On Wednesday 2nd March we enjoyed a presentation from the local librarian-cum-author, at The King’s Arms in Oxford. Thanks to Matthew Henry for writing this blog post.
Outi introduced her presentation by explaining her background. She is Finnish and moved to England just before the turn of the millennium after completing an MLIS at Åbo Akademi. She had previously worked for a library supplier and in adult education, and had studied English and Italian for her first degree, specialising in Scottish literature. She also admitted to having been writing from childhood.
Since 2000 Outi has been assistant librarian at Oxford Health NHS Foundation Trust’s Warneford Hospital in Headington and it is, perhaps, this environment that has provided a rich source of inspiration for her book, which describes a service forever under pressure from “the powers that be” yet is always being asked to do more with less while accommodating constant user-survey feedback.
To set the scene, the fictional library has recently – and accidentally, of course – been relocated into a broom cupboard (literally) and is staffed by characters such as Simon Pendrive, Mimosa Macaroon, Vladimir Logoff and Claire Twinsett, suffering from syndromes such as COCRAN (coffee and chocolate-related aggressive nervousness). My personal favourite is Fiona Fatica (Outi’s Italian coming in handy there).

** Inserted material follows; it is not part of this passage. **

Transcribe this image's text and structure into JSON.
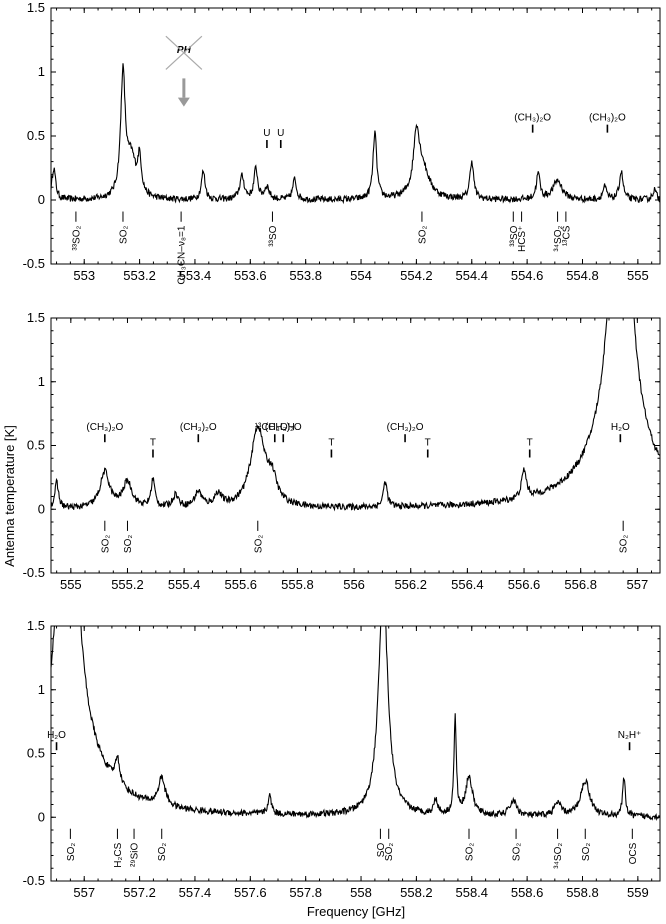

The NHS Trust in question is, naturally, in Cardigan Bay. Without giving too much away, the book is chock-full of clever coinages (‘health-scare library’, ‘nil by mouth’, 'only buy a book you can classify easily’) and scenarios that would have anyone who’s ever worked in an office environment chuckling with recognition. For librarians, it’s almost too close to the bone.
To finish, Outi read us a preview of the next installment. It wouldn’t be surprising if some enterprising TV producer decided to make Two Point Five Cheers for the Library into the next The Office, so get on-board before it takes off.
Two Point Five Cheers for the Library is published by Olympia Publishers, ISBN 9781848976146. £8.99 in paperback.